La concertation Malraux est un exemple concret de l’utilisation de l’art pour favoriser la participation des habitants dans un projet de reconversion urbaine d’envergure. L’intervention de l’artiste Tomas Bozzato et l’utilisation de son Afghan box ont permis de recueillir une photographie sensible du bâtiment et de donner une voix particulière aux habitants et acteurs du quartier.
La mission
Grenoble Alpes Métropole s’apprête à lancer un appel à projets pour donner une troisième vie au bâtiment Malraux — l’ancienne Chambre de Commerce et d’Industrie, construite dans les années 1980, 16 000 m² de verre et de béton en plein cœur de la ville. Avant de lancer cet appel, la Métropole a souhaité mener plusieurs mois de concertation pour recueillir les idées et les ressentis des habitants et des acteurs économiques du quartier. L’objectif : transmettre aux porteurs de projet une photographie sensible du bâtiment dans son environnement.
Pour mener cette concertation, la Métropole a fait appel à Sémawé. Nous nous sommes associés à l’artiste visuel Tomas Bozzato.
Le dispositif
Pour interpeller les passants, nous nous sommes installés dans des lieux stratégiques : devant la sortie de l’école, sur le marché, dans le parc du quartier, dans une rue passante. Nous questionnions les habitants sur leur lien avec le bâtiment Malraux, leurs ressentis et leurs idées pour la reconversion. Leurs contributions étaient affichées au fur et à mesure sur un grand panneau.

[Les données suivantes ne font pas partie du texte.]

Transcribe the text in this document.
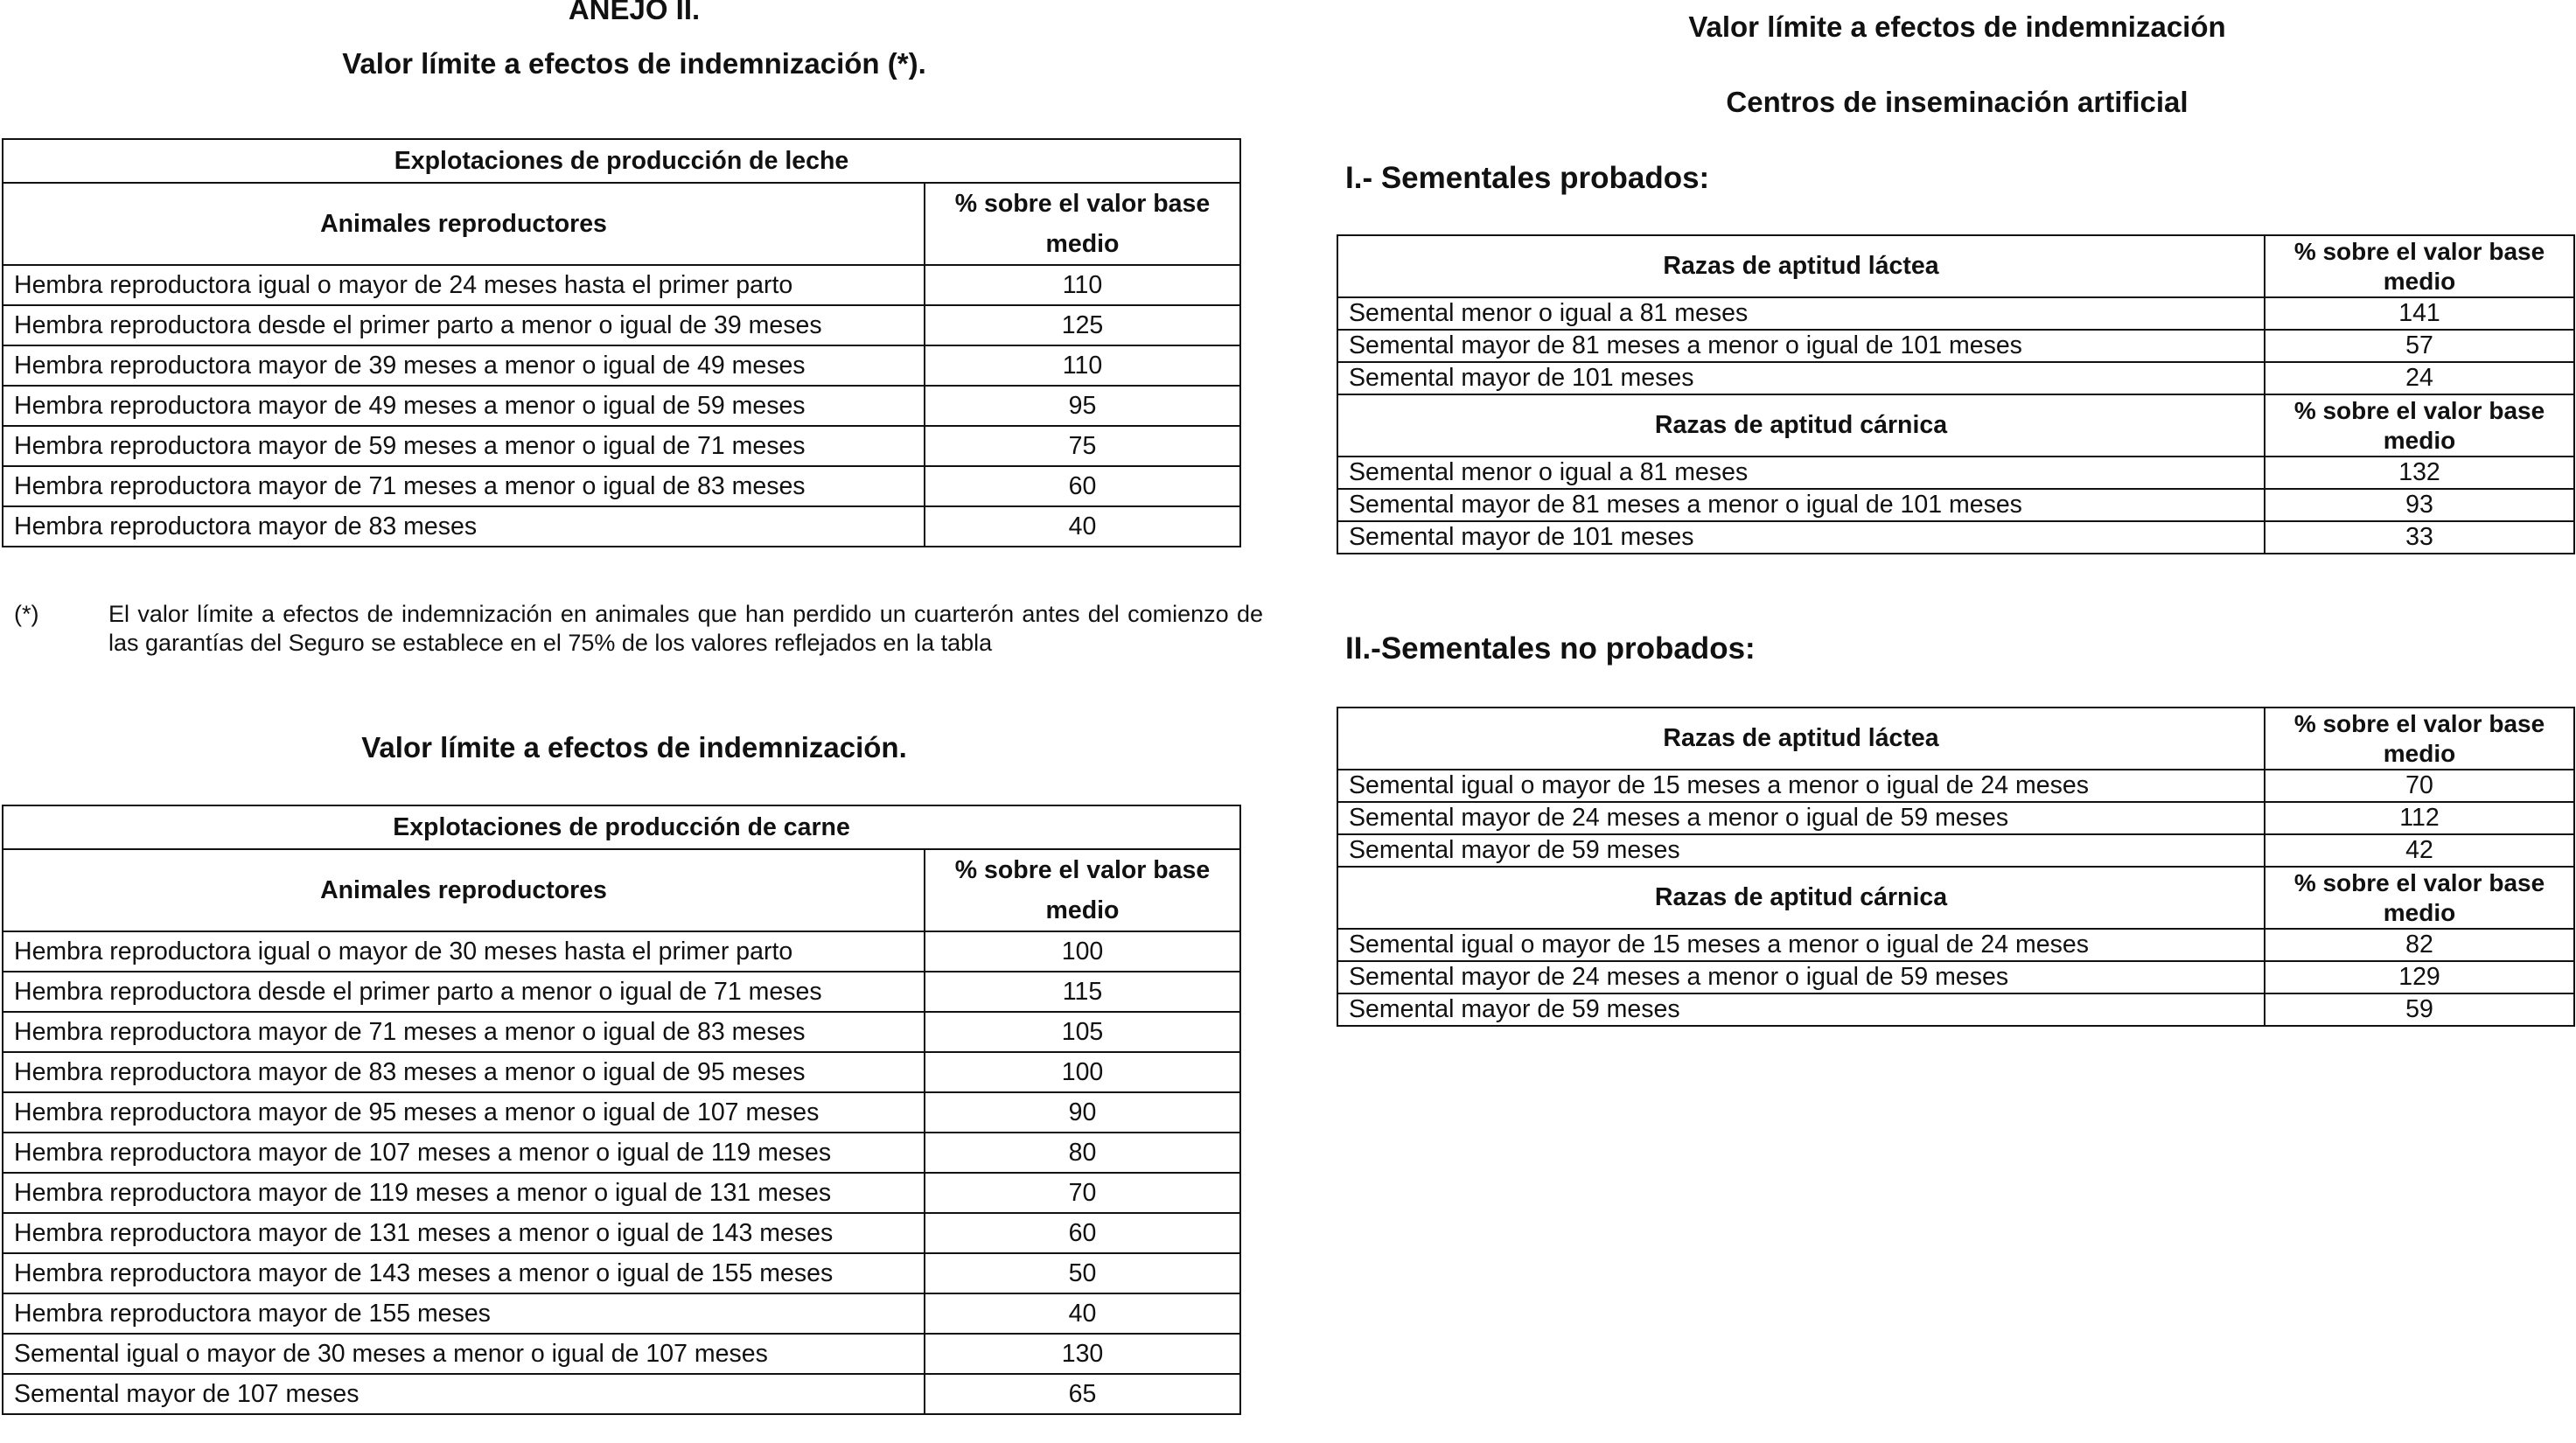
ANEJO II.
Valor límite a efectos de indemnización (*).
Explotaciones de producción de leche	
Animales reproductores	% sobre el valor base medio
Hembra reproductora igual o mayor de 24 meses hasta el primer parto	110
Hembra reproductora desde el primer parto a menor o igual de 39 meses	125
Hembra reproductora mayor de 39 meses a menor o igual de 49 meses	110
Hembra reproductora mayor de 49 meses a menor o igual de 59 meses	95
Hembra reproductora mayor de 59 meses a menor o igual de 71 meses	75
Hembra reproductora mayor de 71 meses a menor o igual de 83 meses	60
Hembra reproductora mayor de 83 meses	40
(*)	El valor límite a efectos de indemnización en animales que han perdido un cuarterón antes del comienzo de las garantías del Seguro se establece en el 75% de los valores reflejados en la tabla
Valor límite a efectos de indemnización.
Explotaciones de producción de carne	
Animales reproductores	% sobre el valor base medio
Hembra reproductora igual o mayor de 30 meses hasta el primer parto	100
Hembra reproductora desde el primer parto a menor o igual de 71 meses	115
Hembra reproductora mayor de 71 meses a menor o igual de 83 meses	105
Hembra reproductora mayor de 83 meses a menor o igual de 95 meses	100
Hembra reproductora mayor de 95 meses a menor o igual de 107 meses	90
Hembra reproductora mayor de 107 meses a menor o igual de 119 meses	80
Hembra reproductora mayor de 119 meses a menor o igual de 131 meses	70
Hembra reproductora mayor de 131 meses a menor o igual de 143 meses	60
Hembra reproductora mayor de 143 meses a menor o igual de 155 meses	50
Hembra reproductora mayor de 155 meses	40
Semental igual o mayor de 30 meses a menor o igual de 107 meses	130
Semental mayor de 107 meses	65
Valor límite a efectos de indemnización
Centros de inseminación artificial
I.- Sementales probados:
Razas de aptitud láctea	% sobre el valor base medio
Semental menor o igual a 81 meses	141
Semental mayor de 81 meses a menor o igual de 101 meses	57
Semental mayor de 101 meses	24
Razas de aptitud cárnica	% sobre el valor base medio
Semental menor o igual a 81 meses	132
Semental mayor de 81 meses a menor o igual de 101 meses	93
Semental mayor de 101 meses	33
II.-Sementales no probados:
Razas de aptitud láctea	% sobre el valor base medio
Semental igual o mayor de 15 meses a menor o igual de 24 meses	70
Semental mayor de 24 meses a menor o igual de 59 meses	112
Semental mayor de 59 meses	42
Razas de aptitud cárnica	% sobre el valor base medio
Semental igual o mayor de 15 meses a menor o igual de 24 meses	82
Semental mayor de 24 meses a menor o igual de 59 meses	129
Semental mayor de 59 meses	59
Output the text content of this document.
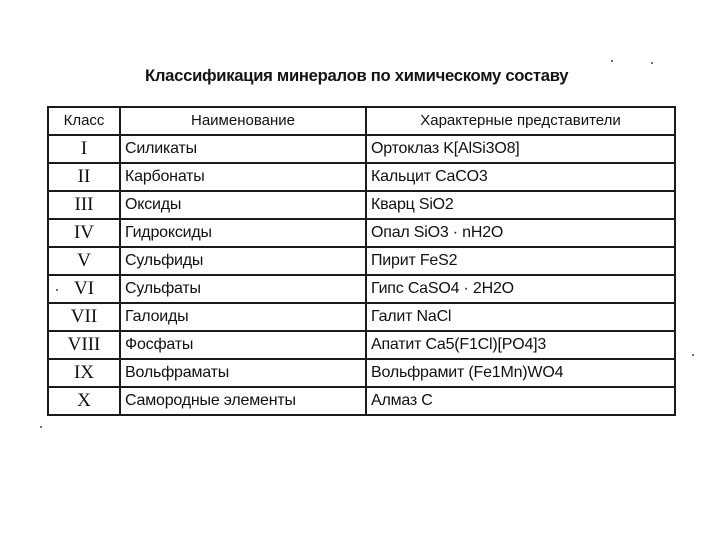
Классификация минералов по химическому составу
Класс	Наименование	Характерные представители
I	Силикаты	Ортоклаз K[AlSi3O8]
II	Карбонаты	Кальцит CaCO3
III	Оксиды	Кварц SiO2
IV	Гидроксиды	Опал SiO3 · nH2O
V	Сульфиды	Пирит FeS2
VI	Сульфаты	Гипс CaSO4 · 2H2O
VII	Галоиды	Галит NaCl
VIII	Фосфаты	Апатит Ca5(F1Cl)[PO4]3
IX	Вольфраматы	Вольфрамит (Fe1Mn)WO4
X	Самородные элементы	Алмаз C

Le dispositif comprenait un triporteur pour ouvrir une petite table et offrir le café, un grand panneau pour collecter les verbatims, l’Afghan box de Tomas Bozzato, et une corde tendue sur laquelle séchaient les portraits photographiques des habitants.
L’Afghan box est un dispositif photographique artisanal — une sorte de polaroïd argentique, mini laboratoire photo qui développe sur-le-champ un portrait noir et blanc. Au-delà du portrait offert, c’est surtout le temps du développement qui compte : quelques minutes pendant lesquelles une vraie conversation s’installe, sur le bâtiment, sur le quartier, sur ce qu’on voudrait y voir.
Tomas Bozzato a également réalisé une série de photographies du bâtiment, de l’intérieur et dans son environnement. Deux d’entre elles ont servi à réaliser des cartes postales — l’une pour inviter les habitants à contribuer, l’autre pour les acteurs économiques du quartier — renvoyant vers la plateforme de participation en ligne de la Métropole et invitant à une visite du bâtiment ou à un atelier de concertation.
L’exposition
Les habitants ont découvert les photographies de Tomas Bozzato lors d’une visite organisée du bâtiment Malraux, en présence des services de la Métropole. L’artiste était présent pour mettre en lumière les différentes voix recueillies et les différentes perspectives du bâtiment.
Cette démarche a conduit à la réalisation d’un cahier d’acteurs qualitatif, rassemblant les ressentis, les idées et les inspirations des participants — des récits intimes qui sont venus nourrir les réflexions autour de la reconversion du bâtiment.